The Four Seasons singles chronology
| "Big Man in Town" (1964) | "Bye Bye Baby (Baby, Goodbye)" (1965) | "Toy Soldier" (1965) |

= Bye, Bye, Baby (Baby Goodbye) =

1965 single by The Four Seasons

"Bye, Bye, Baby (Baby, Goodbye)" is a popular song written by Bob Crewe and Bob Gaudio (a member of The Four Seasons). The Four Seasons' version of the song made it to No. 1 in Canada and No. 12 on the US Billboard Hot 100 in 1965. On the original issue of the single, the title was "Bye Bye Baby". However, on the album, The 4 Seasons Entertain You, and on later issues of the song, the name was changed to the longer, more familiar one. The song is about saying goodbye, not because the person is unloved but rather because the relationship is adulterous ("there's a wedding ring on my finger").

Cash Box described it as "a heartfelt rhythmic stomp’er that again features the attention-getting falsetto sound of Frankie Valli and a top teen Calello arrangement."

== Chart history ==

| Chart (1965) | Peak position |
|---|---|
| Canada RPM Top Singles | 1 |
| U.S. Billboard Hot 100 | 12 |
| U.S. Cash Box Top 100 | 10 |

==Other charting versions==
A version by British group The Symbols reached No. 44 in the UK Singles Chart in 1967.

A Japanese version by Hiromi Go was released in December 1975 in Japan and charted at No.9 in the Oricon charts, in the exact same backing sound style and step as the Rollers' version, including an eight-bar guitar solo, distributed by CBS/Sony, which appears in his second compilation album Go Hiromi no Subete.

==Bay City Rollers version==

A cover of the song by the Scottish boy band Bay City Rollers was released in the UK on February 28, 1975 as the only single from the group's second studio album Once Upon a Star.

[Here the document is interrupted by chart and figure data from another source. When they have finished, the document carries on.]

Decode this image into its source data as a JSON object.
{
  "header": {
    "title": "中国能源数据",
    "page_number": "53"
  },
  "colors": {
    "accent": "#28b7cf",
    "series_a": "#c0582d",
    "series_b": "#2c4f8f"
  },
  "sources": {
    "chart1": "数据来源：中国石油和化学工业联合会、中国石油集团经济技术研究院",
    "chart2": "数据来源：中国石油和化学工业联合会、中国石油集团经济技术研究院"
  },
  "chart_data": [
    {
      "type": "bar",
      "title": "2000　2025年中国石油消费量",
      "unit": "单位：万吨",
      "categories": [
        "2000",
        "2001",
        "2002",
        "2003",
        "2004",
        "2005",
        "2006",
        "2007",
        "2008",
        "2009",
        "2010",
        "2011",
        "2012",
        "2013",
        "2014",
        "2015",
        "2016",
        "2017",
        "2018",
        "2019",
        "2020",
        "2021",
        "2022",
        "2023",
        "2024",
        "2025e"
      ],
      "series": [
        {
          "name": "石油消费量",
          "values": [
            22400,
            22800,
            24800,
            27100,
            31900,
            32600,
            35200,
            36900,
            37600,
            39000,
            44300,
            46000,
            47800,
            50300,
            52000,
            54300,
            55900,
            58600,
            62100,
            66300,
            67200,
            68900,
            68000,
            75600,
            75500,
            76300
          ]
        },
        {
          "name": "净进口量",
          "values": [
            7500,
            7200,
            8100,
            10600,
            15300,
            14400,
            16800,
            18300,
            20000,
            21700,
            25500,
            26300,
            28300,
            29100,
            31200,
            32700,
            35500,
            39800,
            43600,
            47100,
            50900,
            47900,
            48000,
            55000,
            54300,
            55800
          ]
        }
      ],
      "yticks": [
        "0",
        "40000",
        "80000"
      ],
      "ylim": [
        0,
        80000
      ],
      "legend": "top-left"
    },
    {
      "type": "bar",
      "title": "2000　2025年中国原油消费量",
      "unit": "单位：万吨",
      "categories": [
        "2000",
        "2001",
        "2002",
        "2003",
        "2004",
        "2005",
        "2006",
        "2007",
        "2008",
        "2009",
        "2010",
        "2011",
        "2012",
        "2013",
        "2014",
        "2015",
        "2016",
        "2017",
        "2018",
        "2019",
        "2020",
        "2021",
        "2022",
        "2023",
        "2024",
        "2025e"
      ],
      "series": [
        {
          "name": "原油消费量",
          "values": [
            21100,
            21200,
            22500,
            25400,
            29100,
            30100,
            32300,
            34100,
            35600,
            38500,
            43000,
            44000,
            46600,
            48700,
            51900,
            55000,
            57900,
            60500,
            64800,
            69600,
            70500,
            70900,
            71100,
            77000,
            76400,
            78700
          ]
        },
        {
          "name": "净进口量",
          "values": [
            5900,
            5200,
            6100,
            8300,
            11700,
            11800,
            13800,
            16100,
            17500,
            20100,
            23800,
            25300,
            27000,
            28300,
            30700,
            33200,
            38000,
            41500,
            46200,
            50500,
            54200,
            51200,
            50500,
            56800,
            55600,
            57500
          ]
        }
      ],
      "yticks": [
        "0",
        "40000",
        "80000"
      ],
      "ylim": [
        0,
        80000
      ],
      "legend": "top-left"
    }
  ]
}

===Release and promotion===

It reached number one in the UK, Ireland and Australia, and was also a hit in several other music markets across the world. It was number one on the UK Singles Chart for six weeks from March 1975 and ended the year as the UK's top-selling single of 1975. The Four Seasons' version is quite sparse in instrumental backing, instead carried by the vocals, while the Bay City Rollers' is faster and has a fuller backing sound. Played a whole step lower, it includes an eight-bar guitar solo, supposedly by Eric Faulkner but probably a session musician, which is not present in the original.

===Charts===
====Weekly charts====

| Chart (1975) | Peak position |
|---|---|
| Australia (Kent Music Report) | 1 |
| Austria (Ö3 Austria Top 40) | 13 |
| Belgium (Ultratop 50 Flanders) | 15 |
| Belgium (Ultratop 50 Wallonia) | 38 |
| Ireland (IRMA) | 1 |
| Netherlands (Single Top 100) | 11 |
| New Zealand (Recorded Music NZ) | 32 |
| Norway (VG-lista) | 7 |
| South Africa (Springbok Radio) | 6 |
| UK Singles (Official Charts) | 1 |
| U.S. Record World | 106 |
| West Germany (GfK) | 10 |

====Year-end charts====

| Chart (1975) | Rank |
|---|---|
| Australia (Kent Music Report) | 12 |
| UK (British Market Research Bureau) | 1 |

====2021 weekly charts====

| Chart (2021) | Rank |
|---|---|
| UK Singles Sales (OCC) | 72 |
| UK Download Singles (OCC) | 70 |

===Certifications===

| Region | Certification | Certified units/sales |
| United Kingdom (BPI) | Gold | 500,000^{^} |
^{^} Shipments figures based on certification alone.